Wax Banks - There's nothing wrong with a nothing room, or with a room that builds tension. The problem is that (1) it doesn't seem to be intentional - it's the only room like it in the entire module, and there's no suggestion in the text that it was intended to be a tension building spot, and (2) it comes right before the slave pits - pacing wise, it's just a terrible place to be trying to slow things down and build atmosphere.

There's also the issue that this is a premium published module that we're paying top dollar for; I've generally taken the view that it's not sufficient to say, "Oh, well, a good DM can adapt this," as, of course, a good DM can adapt anything. Where something doesn't work as written, where it doesn't offer any advice to a DM on specifically how it's intended to work, I think it's fair to hold the module to account for this.

Dan said...

Apropos of nothing: Does anyone read Player Vs Player? And did anyone notice this strip that espouses a "DMs shouldn't say no" philosophy akin to one that might be found on this blog? Of course, it then suggests that a DM goal should also be TPK, tongue firmly in cheek.

My guess is that Scott Kurtz must follow the blog, or knows someone that does.

Between that, and the cult popularity of Jim Darkmagic, it's beginning to look like DnD is slowly but surely reaching new audiences!

Maelora said...

I'm with Wax Banks on this one, who articulated the reasons why more eloquently than I could.

Plenty of old-school modules have empty rooms. There was a time it was actually part of dungeon design. Ideally, they should be filled in with something interesting and/or atmospheric. Much of Lovecraft's 'Mountains of Madness' evokes empty ruins and hints of a lost civilisation.

Even the combat-fest of 4E sometimes deserves a change of pace and a little reflection.

Greg Tannahill said...

Dan - Scott knows Chris Perkins, who's his DM for the Penny Arcade/PvP podcasts. Chris almost certainly saw this blog in passing when he did the edit of Keep on the Shadowfell for the PDF re-release, and if he didn't see it then he will have when he got my Dungeon article submission last week. Whether he read the blog, enjoys the blog, or cares about the blog in any way is a completely different question.

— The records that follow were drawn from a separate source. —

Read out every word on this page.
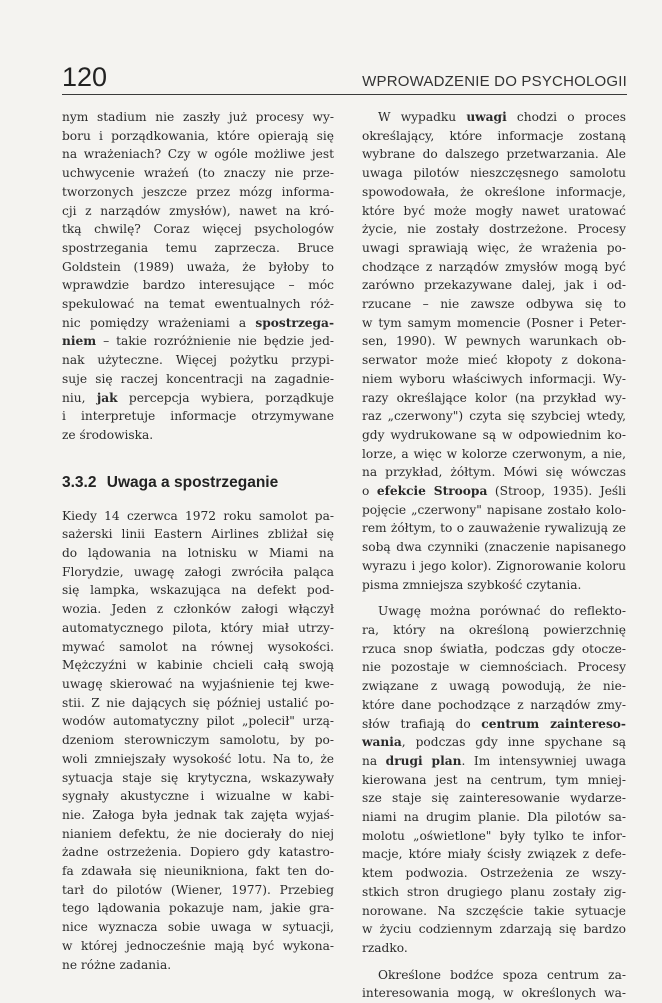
120	WPROWADZENIE DO PSYCHOLOGII
nym stadium nie zaszły już procesy wy-
boru i porządkowania, które opierają się
na wrażeniach? Czy w ogóle możliwe jest
uchwycenie wrażeń (to znaczy nie prze-
tworzonych jeszcze przez mózg informa-
cji z narządów zmysłów), nawet na kró-
tką chwilę? Coraz więcej psychologów
spostrzegania temu zaprzecza. Bruce
Goldstein (1989) uważa, że byłoby to
wprawdzie bardzo interesujące – móc
spekulować na temat ewentualnych róż-
nic pomiędzy wrażeniami a spostrzega-
niem – takie rozróżnienie nie będzie jed-
nak użyteczne. Więcej pożytku przypi-
suje się raczej koncentracji na zagadnie-
niu, jak percepcja wybiera, porządkuje
i interpretuje informacje otrzymywane
ze środowiska.
3.3.2 Uwaga a spostrzeganie
Kiedy 14 czerwca 1972 roku samolot pa-
sażerski linii Eastern Airlines zbliżał się
do lądowania na lotnisku w Miami na
Florydzie, uwagę załogi zwróciła paląca
się lampka, wskazująca na defekt pod-
wozia. Jeden z członków załogi włączył
automatycznego pilota, który miał utrzy-
mywać samolot na równej wysokości.
Mężczyźni w kabinie chcieli całą swoją
uwagę skierować na wyjaśnienie tej kwe-
stii. Z nie dających się później ustalić po-
wodów automatyczny pilot „polecił" urzą-
dzeniom sterowniczym samolotu, by po-
woli zmniejszały wysokość lotu. Na to, że
sytuacja staje się krytyczna, wskazywały
sygnały akustyczne i wizualne w kabi-
nie. Załoga była jednak tak zajęta wyjaś-
nianiem defektu, że nie docierały do niej
żadne ostrzeżenia. Dopiero gdy katastro-
fa zdawała się nieunikniona, fakt ten do-
tarł do pilotów (Wiener, 1977). Przebieg
tego lądowania pokazuje nam, jakie gra-
nice wyznacza sobie uwaga w sytuacji,
w której jednocześnie mają być wykona-
ne różne zadania.
W wypadku uwagi chodzi o proces
określający, które informacje zostaną
wybrane do dalszego przetwarzania. Ale
uwaga pilotów nieszczęsnego samolotu
spowodowała, że określone informacje,
które być może mogły nawet uratować
życie, nie zostały dostrzeżone. Procesy
uwagi sprawiają więc, że wrażenia po-
chodzące z narządów zmysłów mogą być
zarówno przekazywane dalej, jak i od-
rzucane – nie zawsze odbywa się to
w tym samym momencie (Posner i Peter-
sen, 1990). W pewnych warunkach ob-
serwator może mieć kłopoty z dokona-
niem wyboru właściwych informacji. Wy-
razy określające kolor (na przykład wy-
raz „czerwony") czyta się szybciej wtedy,
gdy wydrukowane są w odpowiednim ko-
lorze, a więc w kolorze czerwonym, a nie,
na przykład, żółtym. Mówi się wówczas
o efekcie Stroopa (Stroop, 1935). Jeśli
pojęcie „czerwony" napisane zostało kolo-
rem żółtym, to o zauważenie rywalizują ze
sobą dwa czynniki (znaczenie napisanego
wyrazu i jego kolor). Zignorowanie koloru
pisma zmniejsza szybkość czytania.
Uwagę można porównać do reflekto-
ra, który na określoną powierzchnię
rzuca snop światła, podczas gdy otocze-
nie pozostaje w ciemnościach. Procesy
związane z uwagą powodują, że nie-
które dane pochodzące z narządów zmy-
słów trafiają do centrum zaintereso-
wania, podczas gdy inne spychane są
na drugi plan. Im intensywniej uwaga
kierowana jest na centrum, tym mniej-
sze staje się zainteresowanie wydarze-
niami na drugim planie. Dla pilotów sa-
molotu „oświetlone" były tylko te infor-
macje, które miały ścisły związek z defe-
ktem podwozia. Ostrzeżenia ze wszy-
stkich stron drugiego planu zostały zig-
norowane. Na szczęście takie sytuacje
w życiu codziennym zdarzają się bardzo
rzadko.
Określone bodźce spoza centrum za-
interesowania mogą, w określonych wa-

But that's beside the point; PvP here is doing their version of the exact same joke that Penny Arcade have been running every time they talk about D&D, which started well before I started blogging. There's nothing new in saying "yes" to players (or at least nothing new in the last ten years), and if Kurtz wasn't aware of it prior to joining the podcast crew he will have been very shortly afterwards.

Probably the funniest thing about the whole deal is I've just been running an argument on the forums that DMs should be quicker to say "no" to players; specifically, that when players come up with a character concept that's inherently idiotic, disruptive, or downright evil the DM shouldn't bend over backwards to make it work - he should say, "No," and send them back to the character builder to make something that fits the team.

Osric said...

It's a cool statue. But when I thought about it, I figured maybe the Grim Reaper was an intrusion of real-world symbolism... In 4e-world (if it had a name) surely it should be a Minotaur-interpretation of the Raven Queen, not of the Grim Reaper? So a female Minotaur with a black pelt. But she'll still have a frickin' huge scythe. ;-)

So then I figured that both the 'dungeon ecology' and 'combat environment' impact of The Crypt could become the fact that the wights cannot endure the presence or gaze of the Raven Queen statue.
That would provide a reason for them not to maraud into the Slave Pits area round the corner where all those lovely warm souls are waiting, all chained in a row...
And if opening that door into/from the Ruined Chapel could put a line down the middle of the room that the wights will not cross, it could make that encounter more interesting too.